Título: Risco das salvaguardas
Autor:
Fonte: O Estado de São Paulo, 11/03/2005, Editoriais, p. A3

O governo argentino vai insistir no direito de impor salvaguardas comerciais, de forma unilateral, quando os empresários locais denunciarem alguma invasão de produtos brasileiros. O presidente Néstor Kirchner deverá rejeitar, no essencial, o sistema proposto pelo Brasil para corrigir desequilíbrios ocasionais no comércio entre países do Mercosul. Não haverá recusa total da proposta brasileira, mas pontos importantes serão contestados nos próximos dias, segundo o correspondente do Estado em Buenos Aires, Ariel Palacios.

A sugestão do governo brasileiro, embora insuficiente para as pretensões argentinas, já representa uma concessão importante. Em princípio, não se justifica a adoção de um sistema especial de salvaguardas para o Mercosul, que é oficialmente uma união aduaneira, criada para aperfeiçoar e não para limitar a integração comercial de seus sócios.

Deveria ser suficiente o mecanismo de salvaguardas proporcionado pelo Acordo Geral de Tarifas e Comércio (Gatt) de 1994, incorporado no conjunto de normas da Organização Mundial do Comércio.

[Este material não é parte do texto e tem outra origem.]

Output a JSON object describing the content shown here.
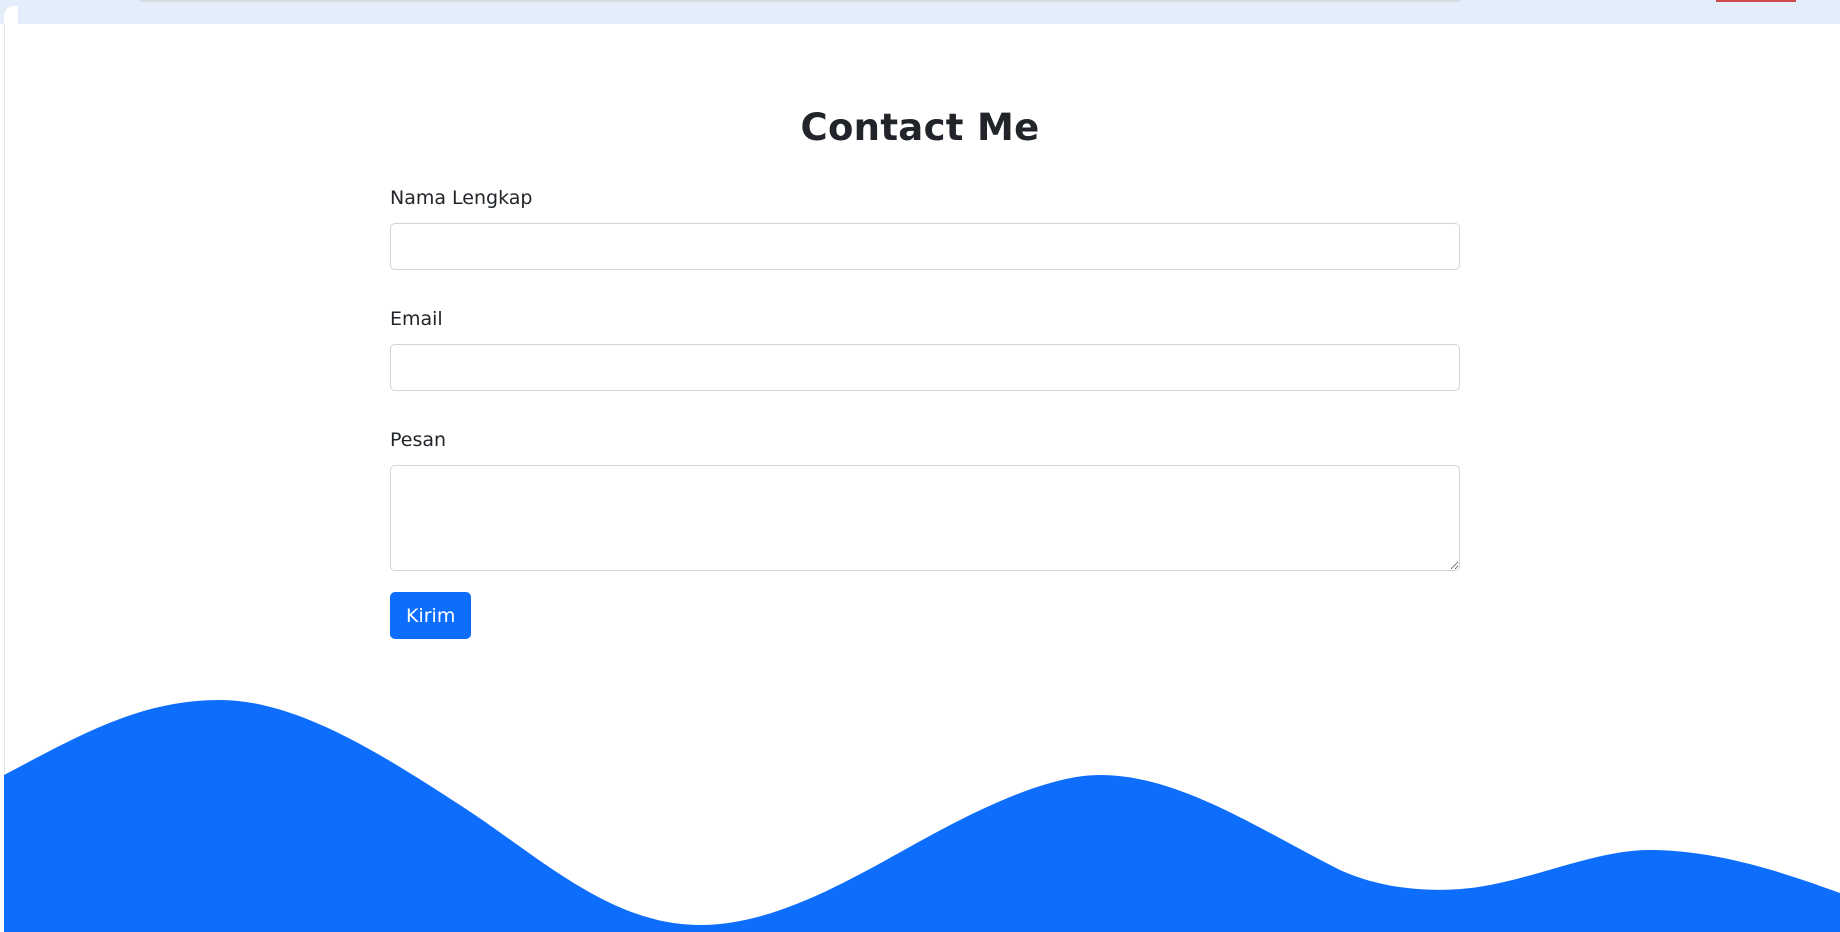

De acordo com essas normas, um país poderá recorrer a salvaguardas contra a importação de um determinado produto quando os volumes comprados crescerem tanto que as compras causem ou ameacem causar danos graves ao setor nacional produtor de bens similares ou diretamente concorrentes. Mas a adoção dessas medidas implica investigação, apresentação de provas e notificação às partes interessadas.

Se esses cuidados são considerados necessários quando se trata, por exemplo, do comércio entre a Argentina e a Tailândia ou o Tajiquistão, por que seriam dispensáveis quando o intercâmbio ocorre entre sócios de uma área de livre comércio ou de uma união aduaneira? O critério razoável seria o oposto: os parceiros deveriam ter uma preocupação maior com a preservação do livre comércio.

O governo brasileiro, cedendo à pressão argentina para a adoção de um regime de salvaguardas para o Mercosul, propôs que o sistema seja temporário, que as decisões sejam compartilhadas entre os parceiros envolvidos e que o mecanismo não opere de forma automática. Nenhuma dessas condições, segundo apurou o correspondente do Estado, foi bem recebida pelas autoridades argentinas.

O governo do presidente Néstor Kirchner parece empenhado em radicalizar, sob a capa de um acordo com os parceiros do Mercosul, as práticas protecionistas que foram fartamente usadas no ano passado. Várias vezes, durante 2004, o governo argentino impôs ou ameaçou impor barreiras à importação de produtos brasileiros, alegando a ocorrência de uma invasão do mercado local. Essa invasão nunca passou, na maior parte dos casos, se não na totalidade, de uma recuperação das vendas brasileiras, sustentada pela reativação da economia argentina depois de vários anos de recessão.

O governo brasileiro tolerou as investidas protecionistas, evitando a polêmica e estimulando o setor privado brasileiro a ceder ou, no mínimo, a negociar por sua conta com os empresários argentinos. Estes foram sempre respaldados pelas autoridades de Buenos Aires.

O governo argentino tentou enfiar o tema das salvaguardas na pauta do Mercosul, para discussão durante a reunião presidencial de Ouro Preto, em dezembro. A discussão foi adiada para o final de janeiro e novamente não houve acordo, mas o assunto foi incorporado na agenda.

Aceitando o protecionismo argentino, o governo do presidente Luiz Inácio Lula da Silva procurou, ostensivamente, cooperar com o país vizinho e prevenir uma fratura mais grave no Mercosul. O presidente Lula continua a acreditar, segundo suas palavras, no valor estratégico do bloco. Além disso, o Mercosul é parte negociadora de acordos de livre comércio. Seus sócios não podem, oficialmente, negociar acordos desse tipo isoladamente. Não convém, portanto, que o bloco se apresente enfraquecido por dissensões internas diante de interlocutores como os Estados Unidos ou a União Européia. O presidente Néstor Kirchner parece ter uma opinião diferente. É possível que o sucesso na renegociação pós-calote o estimule a continuar atropelando os compromissos internacionais. A tolerância demonstrada pelo presidente Lula pode ser um estímulo adicional.